Despite the snazzy touch sensitive navigation controls, the LG Chocolate BL20's user interface and menu structure is conventional stuff. New users should find few problems working around the features and functions.
Pressing the central select key brings up the main menu in a colourful 12-icon grid, which can be changed to a list if you're that way inclined. As you move through the menu grid, the icon you're on enlarges to help the less mobile-phonic understand what's going on.
This partially obscures the label of the icon directly above, although it doesn't cause any real navigation issues.
Select an icon and, unless you're opening the camera or browser options, you're taken into further sub-menu lists, which are numbered in regular LG fashion for quick keypad selection. It's all very familiar phone navigation, especially if you've grown up with any kind of Nokia phone. The graphics are functional and sensibly arranged, and you can tab sideways between most sub-menus.
The LG Chocolate BL20 hits the mark for high-quality voice calling, delivering a first rate performance throughout our tests.
There's no forward-facing video camera on this model for video calling, though that's unlikely to be an issue for most potential buyers seeing as the last person to (probably) perform such an action did so accidentally back in 2007.
As mentioned, the keypad has a simple and effective layout, while the phonebook is easily accessible from a D-pad shortcut. Up to five favourite contacts can be assigned to one of the widgets for quick carousel-style access.
The phonebook contact details are adequate and provide more than the basics, though they don't offer as extensive a rundown of contact info input options as some higher grade phones – although if that's your bag, perhaps you should consider the higher end LG Chocolate BL40.
The LG Chocolate BL20 offers standard text and multimedia messaging options, plus email.
An email wizard enables you to set up your regular web-based POP3 and IMAP4 email accounts on the phone simply by tapping in email address and password details, the phone automatically installing appropriate settings where available.
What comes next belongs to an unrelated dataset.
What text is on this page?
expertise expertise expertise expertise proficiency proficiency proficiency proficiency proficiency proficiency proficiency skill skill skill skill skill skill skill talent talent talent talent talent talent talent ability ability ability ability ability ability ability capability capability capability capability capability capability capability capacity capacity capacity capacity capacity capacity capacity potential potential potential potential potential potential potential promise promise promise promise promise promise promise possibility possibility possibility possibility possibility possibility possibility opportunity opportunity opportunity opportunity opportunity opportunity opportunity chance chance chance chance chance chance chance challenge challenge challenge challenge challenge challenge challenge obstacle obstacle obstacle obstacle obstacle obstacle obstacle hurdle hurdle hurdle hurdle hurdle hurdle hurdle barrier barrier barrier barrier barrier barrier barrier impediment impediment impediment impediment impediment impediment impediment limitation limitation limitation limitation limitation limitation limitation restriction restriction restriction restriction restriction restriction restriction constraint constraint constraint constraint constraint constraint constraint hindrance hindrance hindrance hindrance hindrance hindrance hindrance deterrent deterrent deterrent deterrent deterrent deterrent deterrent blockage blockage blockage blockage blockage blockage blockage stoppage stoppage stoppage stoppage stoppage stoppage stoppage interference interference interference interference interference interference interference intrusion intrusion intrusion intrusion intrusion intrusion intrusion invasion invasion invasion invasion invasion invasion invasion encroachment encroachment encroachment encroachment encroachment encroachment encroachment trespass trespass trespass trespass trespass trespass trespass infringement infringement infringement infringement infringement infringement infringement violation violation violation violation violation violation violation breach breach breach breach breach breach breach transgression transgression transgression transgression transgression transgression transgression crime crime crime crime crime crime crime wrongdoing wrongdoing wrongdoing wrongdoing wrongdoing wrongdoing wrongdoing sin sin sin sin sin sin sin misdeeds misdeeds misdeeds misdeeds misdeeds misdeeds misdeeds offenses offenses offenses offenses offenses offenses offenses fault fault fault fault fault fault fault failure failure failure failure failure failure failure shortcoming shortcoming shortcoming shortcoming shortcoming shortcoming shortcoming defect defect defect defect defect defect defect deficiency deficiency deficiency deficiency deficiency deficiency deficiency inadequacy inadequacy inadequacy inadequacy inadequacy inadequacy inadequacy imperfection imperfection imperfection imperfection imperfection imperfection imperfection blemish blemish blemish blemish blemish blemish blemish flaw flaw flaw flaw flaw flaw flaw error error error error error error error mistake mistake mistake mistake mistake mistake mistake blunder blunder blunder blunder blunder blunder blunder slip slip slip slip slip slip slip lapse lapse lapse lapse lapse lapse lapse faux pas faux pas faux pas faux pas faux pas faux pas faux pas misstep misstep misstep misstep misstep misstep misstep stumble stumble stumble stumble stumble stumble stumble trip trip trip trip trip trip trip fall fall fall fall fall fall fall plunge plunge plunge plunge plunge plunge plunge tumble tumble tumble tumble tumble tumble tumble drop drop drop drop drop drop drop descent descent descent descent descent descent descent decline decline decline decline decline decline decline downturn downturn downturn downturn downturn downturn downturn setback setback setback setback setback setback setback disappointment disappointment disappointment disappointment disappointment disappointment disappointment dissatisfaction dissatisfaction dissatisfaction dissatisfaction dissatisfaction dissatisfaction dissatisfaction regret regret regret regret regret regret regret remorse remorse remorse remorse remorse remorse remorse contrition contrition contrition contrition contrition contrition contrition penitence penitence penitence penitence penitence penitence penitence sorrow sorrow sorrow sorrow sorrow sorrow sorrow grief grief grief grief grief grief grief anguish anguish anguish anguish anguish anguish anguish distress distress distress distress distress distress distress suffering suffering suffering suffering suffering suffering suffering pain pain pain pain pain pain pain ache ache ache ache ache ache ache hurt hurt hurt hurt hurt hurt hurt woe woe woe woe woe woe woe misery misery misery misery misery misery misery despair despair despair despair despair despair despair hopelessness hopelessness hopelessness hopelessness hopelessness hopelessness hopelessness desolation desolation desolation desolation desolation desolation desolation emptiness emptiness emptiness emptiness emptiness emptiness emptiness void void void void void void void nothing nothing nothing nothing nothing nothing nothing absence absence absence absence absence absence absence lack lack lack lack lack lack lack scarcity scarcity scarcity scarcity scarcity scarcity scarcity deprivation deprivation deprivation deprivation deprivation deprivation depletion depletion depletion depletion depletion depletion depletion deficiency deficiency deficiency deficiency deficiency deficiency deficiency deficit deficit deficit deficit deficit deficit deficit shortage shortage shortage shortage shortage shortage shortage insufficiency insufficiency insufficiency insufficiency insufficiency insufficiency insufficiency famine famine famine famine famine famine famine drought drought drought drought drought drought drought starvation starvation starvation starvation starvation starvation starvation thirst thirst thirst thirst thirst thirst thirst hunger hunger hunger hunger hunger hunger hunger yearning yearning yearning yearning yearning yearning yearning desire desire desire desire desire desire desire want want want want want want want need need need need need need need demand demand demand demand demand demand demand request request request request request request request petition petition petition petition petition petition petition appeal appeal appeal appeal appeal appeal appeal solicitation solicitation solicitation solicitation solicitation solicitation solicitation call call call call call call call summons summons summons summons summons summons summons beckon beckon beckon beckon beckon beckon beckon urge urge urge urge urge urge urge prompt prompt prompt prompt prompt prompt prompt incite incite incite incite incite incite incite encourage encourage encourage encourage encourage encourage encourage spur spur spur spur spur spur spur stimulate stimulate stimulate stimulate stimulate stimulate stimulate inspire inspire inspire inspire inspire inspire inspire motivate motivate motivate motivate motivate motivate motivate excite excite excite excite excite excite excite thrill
If unavailable, account details can be chucked in manually.
Viewing new emails is reasonably easy, though there's no document viewer software to view downloaded attachments. Managing emails is average for this sort of phone, with only three email message headers viewable on the screen at one time – but we'd be surprised if the hardcore email user opted for a mostly shiny phone like this.
With the slider keyboard, typing out messages is a breeze – it's responsive and has a good springy action. It's straightforward to operate too – if you want to send an MMS you can simply insert an image or other item into the message from the menus found at the bottom of the screen.